Project aims to collect, analyze black writers’ works
Maryemma Graham, an English professor at Kansas University, has been working for 30 years to track down novels written by black writers. In fact, she’d like to get all of them.
At least, that’s how the idea began.
“There’s no way that we can complete that goal,” Graham acknowledged this week. She’s the leader of KU’s Project on the History of Black Writing. Though the project lists more than 1,050 novels on its website, it claims about 3,000 works overall, including some rare books that are not housed at KU, but rather at other sites. The project has taken a different turn today, expanding its mission.
The group draws on its extensive collection and has begun examining them and putting on workshops for high school teachers. A recent workshop focused on author Richard Wright. Many of the workshops have received federal grant funding from the National Endowment for the Humanities.
On Thursday, the group shared some of its work with the public.
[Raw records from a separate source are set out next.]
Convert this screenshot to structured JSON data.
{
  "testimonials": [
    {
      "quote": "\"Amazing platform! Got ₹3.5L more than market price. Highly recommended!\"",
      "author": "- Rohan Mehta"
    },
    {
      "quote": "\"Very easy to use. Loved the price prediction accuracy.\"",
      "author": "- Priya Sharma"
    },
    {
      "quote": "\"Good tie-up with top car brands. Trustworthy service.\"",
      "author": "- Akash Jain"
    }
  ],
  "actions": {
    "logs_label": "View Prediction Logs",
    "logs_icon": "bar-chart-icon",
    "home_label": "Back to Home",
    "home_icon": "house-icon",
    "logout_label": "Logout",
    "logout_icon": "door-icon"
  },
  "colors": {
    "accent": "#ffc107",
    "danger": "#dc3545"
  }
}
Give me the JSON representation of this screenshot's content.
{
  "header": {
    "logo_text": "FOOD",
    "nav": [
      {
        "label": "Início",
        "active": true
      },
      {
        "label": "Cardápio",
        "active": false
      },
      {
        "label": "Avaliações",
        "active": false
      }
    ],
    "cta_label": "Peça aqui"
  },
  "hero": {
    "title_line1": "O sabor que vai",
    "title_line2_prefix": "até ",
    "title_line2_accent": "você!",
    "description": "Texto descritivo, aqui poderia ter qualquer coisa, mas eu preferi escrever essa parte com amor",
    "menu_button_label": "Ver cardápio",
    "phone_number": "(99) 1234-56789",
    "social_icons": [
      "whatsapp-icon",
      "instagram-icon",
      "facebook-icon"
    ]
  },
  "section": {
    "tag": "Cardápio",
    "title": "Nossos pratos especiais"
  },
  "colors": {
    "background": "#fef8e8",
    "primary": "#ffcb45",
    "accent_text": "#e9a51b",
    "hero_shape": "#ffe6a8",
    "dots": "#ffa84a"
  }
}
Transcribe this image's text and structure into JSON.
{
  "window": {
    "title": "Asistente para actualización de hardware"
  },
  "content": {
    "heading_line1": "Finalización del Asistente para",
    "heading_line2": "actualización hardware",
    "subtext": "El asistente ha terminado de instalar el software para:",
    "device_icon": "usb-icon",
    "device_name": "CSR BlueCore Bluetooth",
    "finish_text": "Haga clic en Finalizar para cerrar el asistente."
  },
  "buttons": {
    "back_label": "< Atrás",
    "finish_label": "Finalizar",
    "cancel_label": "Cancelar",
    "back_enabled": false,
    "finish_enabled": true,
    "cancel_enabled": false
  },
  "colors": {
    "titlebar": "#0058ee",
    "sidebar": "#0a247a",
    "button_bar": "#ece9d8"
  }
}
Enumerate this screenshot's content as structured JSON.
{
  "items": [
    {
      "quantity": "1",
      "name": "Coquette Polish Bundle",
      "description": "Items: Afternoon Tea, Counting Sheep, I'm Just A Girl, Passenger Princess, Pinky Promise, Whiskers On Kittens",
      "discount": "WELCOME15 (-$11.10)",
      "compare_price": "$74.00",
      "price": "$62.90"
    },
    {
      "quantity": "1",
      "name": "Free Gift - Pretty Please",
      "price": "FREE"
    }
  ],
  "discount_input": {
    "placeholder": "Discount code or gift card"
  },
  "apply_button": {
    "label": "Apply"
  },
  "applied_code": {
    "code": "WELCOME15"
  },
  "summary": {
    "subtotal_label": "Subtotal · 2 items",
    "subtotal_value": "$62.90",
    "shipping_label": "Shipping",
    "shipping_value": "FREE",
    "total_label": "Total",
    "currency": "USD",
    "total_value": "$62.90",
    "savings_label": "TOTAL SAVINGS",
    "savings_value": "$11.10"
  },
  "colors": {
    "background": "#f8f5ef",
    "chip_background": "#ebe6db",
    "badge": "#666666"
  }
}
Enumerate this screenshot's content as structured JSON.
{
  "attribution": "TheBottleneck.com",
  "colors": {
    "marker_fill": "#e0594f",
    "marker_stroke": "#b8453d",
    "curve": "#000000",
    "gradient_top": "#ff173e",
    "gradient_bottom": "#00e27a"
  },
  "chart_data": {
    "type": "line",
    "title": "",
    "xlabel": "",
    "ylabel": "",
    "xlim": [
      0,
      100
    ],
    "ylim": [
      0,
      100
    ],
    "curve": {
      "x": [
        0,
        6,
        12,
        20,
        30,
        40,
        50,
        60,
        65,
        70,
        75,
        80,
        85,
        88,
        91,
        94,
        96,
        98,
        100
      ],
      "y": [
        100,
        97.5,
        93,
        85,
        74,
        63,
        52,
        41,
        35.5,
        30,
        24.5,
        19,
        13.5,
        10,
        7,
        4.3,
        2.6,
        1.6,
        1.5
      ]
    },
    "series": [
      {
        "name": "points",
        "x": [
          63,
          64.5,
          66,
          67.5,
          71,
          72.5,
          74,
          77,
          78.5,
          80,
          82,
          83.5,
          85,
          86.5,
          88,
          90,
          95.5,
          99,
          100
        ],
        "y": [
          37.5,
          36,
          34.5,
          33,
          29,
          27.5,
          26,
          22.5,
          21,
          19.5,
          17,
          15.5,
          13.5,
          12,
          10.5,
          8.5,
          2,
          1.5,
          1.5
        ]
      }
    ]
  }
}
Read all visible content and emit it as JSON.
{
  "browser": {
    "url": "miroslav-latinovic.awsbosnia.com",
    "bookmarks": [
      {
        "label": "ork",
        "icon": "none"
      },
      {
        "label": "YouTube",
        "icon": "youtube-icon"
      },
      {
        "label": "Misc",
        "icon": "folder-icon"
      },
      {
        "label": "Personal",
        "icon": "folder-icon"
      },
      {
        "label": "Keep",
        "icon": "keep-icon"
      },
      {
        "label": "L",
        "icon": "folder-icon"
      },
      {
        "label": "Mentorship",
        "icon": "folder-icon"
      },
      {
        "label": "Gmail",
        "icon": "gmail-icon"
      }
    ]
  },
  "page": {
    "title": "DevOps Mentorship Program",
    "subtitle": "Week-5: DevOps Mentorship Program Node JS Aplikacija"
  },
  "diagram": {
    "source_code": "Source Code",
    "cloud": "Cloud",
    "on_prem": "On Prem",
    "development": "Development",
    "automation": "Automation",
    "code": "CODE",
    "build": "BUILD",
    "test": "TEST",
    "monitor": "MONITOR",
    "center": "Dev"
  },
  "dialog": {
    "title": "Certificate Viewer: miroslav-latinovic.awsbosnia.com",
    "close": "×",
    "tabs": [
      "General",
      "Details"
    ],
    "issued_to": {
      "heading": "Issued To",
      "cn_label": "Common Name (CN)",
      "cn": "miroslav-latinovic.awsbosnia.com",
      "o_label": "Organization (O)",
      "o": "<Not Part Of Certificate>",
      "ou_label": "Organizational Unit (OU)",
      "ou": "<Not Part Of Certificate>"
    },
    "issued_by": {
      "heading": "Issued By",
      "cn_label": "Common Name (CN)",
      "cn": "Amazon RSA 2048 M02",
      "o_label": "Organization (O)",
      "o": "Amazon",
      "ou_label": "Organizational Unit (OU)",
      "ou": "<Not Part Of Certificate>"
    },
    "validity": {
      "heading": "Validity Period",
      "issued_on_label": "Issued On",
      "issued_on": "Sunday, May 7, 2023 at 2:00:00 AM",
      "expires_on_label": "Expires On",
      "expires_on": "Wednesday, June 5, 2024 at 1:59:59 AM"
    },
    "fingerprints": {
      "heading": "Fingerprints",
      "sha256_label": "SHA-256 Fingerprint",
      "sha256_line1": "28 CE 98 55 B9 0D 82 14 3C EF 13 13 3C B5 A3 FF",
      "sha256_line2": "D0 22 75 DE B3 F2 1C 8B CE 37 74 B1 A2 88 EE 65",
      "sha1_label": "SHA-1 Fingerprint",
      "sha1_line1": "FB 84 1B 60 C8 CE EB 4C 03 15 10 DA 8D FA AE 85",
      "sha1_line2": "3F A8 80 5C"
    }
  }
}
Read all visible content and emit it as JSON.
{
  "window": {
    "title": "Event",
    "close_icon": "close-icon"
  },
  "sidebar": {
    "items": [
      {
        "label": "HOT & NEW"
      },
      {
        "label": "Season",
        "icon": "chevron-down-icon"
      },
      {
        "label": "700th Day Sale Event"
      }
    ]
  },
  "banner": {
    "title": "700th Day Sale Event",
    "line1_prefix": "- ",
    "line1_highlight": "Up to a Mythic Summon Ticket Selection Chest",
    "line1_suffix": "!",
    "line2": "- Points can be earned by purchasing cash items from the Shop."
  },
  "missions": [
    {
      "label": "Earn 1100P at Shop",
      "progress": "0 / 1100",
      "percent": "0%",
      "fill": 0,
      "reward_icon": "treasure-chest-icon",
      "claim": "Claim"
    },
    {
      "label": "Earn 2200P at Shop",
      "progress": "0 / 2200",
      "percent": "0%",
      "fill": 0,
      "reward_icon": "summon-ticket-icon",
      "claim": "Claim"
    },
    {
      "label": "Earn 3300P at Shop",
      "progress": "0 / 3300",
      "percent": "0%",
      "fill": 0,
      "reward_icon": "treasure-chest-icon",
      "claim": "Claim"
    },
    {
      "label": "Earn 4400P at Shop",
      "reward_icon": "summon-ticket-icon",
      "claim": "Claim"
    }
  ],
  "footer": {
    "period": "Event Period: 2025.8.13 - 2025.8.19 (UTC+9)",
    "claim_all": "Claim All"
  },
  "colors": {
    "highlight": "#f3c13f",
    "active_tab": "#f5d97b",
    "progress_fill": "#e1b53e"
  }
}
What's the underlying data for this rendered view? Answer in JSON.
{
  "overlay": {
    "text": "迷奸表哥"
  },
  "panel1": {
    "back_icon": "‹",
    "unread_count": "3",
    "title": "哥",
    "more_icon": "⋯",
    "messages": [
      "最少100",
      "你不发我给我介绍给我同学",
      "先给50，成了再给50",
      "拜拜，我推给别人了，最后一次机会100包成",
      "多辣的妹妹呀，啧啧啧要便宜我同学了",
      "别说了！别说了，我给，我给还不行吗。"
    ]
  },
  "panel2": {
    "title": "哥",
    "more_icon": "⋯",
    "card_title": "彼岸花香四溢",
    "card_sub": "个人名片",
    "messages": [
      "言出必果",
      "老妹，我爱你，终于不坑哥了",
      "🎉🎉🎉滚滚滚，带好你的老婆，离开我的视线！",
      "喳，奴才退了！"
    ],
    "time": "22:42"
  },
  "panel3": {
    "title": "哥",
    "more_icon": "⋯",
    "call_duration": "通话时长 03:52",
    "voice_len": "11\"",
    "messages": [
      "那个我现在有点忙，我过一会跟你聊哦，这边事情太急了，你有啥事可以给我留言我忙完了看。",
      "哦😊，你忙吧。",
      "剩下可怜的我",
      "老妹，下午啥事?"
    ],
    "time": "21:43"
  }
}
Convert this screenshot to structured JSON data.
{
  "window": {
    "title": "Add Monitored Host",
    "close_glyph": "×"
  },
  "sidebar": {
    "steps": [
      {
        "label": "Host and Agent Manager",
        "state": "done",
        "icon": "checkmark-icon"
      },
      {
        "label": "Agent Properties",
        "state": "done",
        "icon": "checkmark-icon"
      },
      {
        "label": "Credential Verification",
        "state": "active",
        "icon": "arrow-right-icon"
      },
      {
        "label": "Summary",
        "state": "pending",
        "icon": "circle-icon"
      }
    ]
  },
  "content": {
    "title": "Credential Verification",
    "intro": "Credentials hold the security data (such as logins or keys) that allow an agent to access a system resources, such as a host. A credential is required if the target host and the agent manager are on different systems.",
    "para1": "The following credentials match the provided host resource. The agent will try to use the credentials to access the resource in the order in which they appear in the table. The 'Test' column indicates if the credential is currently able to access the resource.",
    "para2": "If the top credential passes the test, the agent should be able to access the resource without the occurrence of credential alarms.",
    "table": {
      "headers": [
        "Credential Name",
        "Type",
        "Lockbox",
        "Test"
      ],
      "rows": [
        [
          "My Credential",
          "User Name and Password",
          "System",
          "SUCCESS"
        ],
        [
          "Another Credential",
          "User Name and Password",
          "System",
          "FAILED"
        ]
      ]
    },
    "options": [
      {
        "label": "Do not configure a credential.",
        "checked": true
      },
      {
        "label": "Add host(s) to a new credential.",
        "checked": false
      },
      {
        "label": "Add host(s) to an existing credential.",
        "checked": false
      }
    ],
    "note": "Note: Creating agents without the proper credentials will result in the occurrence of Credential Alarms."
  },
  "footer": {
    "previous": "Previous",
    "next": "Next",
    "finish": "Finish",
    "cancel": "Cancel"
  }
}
It hosted a Black Literary Suite that focused on literature in New York. It was the third such event the group hosted and allowed visitors to use MP3 players to listen to commentaries and view displays related to the period.
The project is working to make novels in the public domain available online. They’ve also got other digital efforts, including a blog, a Twitter feed and a Facebook page, said Kenton Rambsy, an English graduate student and the project’s digital initiative coordinator.
Rambsy said that the project has agreements with a number of different publishing companies that still send them books, but it’s still hard to keep up.
“We’ve had a recent bit of trouble,” Rambsy said, in collecting newer novels, with the rise of independent publishing and the online book market.
Most of the collection is before 1980, going back to the first known American novel written by a black writer in 1853.
Graham and a small group of graduate students are still working at the original goal. She began the work nearly 30 years ago while she was working at the University of Mississippi.
When the project first began, Graham said, there were probably 5,000 novels written between 1853 and 1970. She figured it might take a few years to collect them all. But they kept coming. Between 1970 and 1980, Graham guesses another 3,000 were written. And then another 6,000 between 1980 and 1990.
“We know that it’s doubled, tripled, quadrupled,” she said.
It’s not the largest collection of novels by black writers, she said. That distinction likely belongs to the Schomburg Center in New York, she said. But what KU’s project has that the Schomburg Center doesn’t is the analysis made of the works, Graham said. Through the years, graduate students have helped to organize the works by author, by date and by thematic material, to make it easier for people interested in studying the novels.
And how many of the works in the collection has Graham actually read?
“That’s an interesting question,” she said. “I have read, over 30 years, maybe about a fourth (of the works).”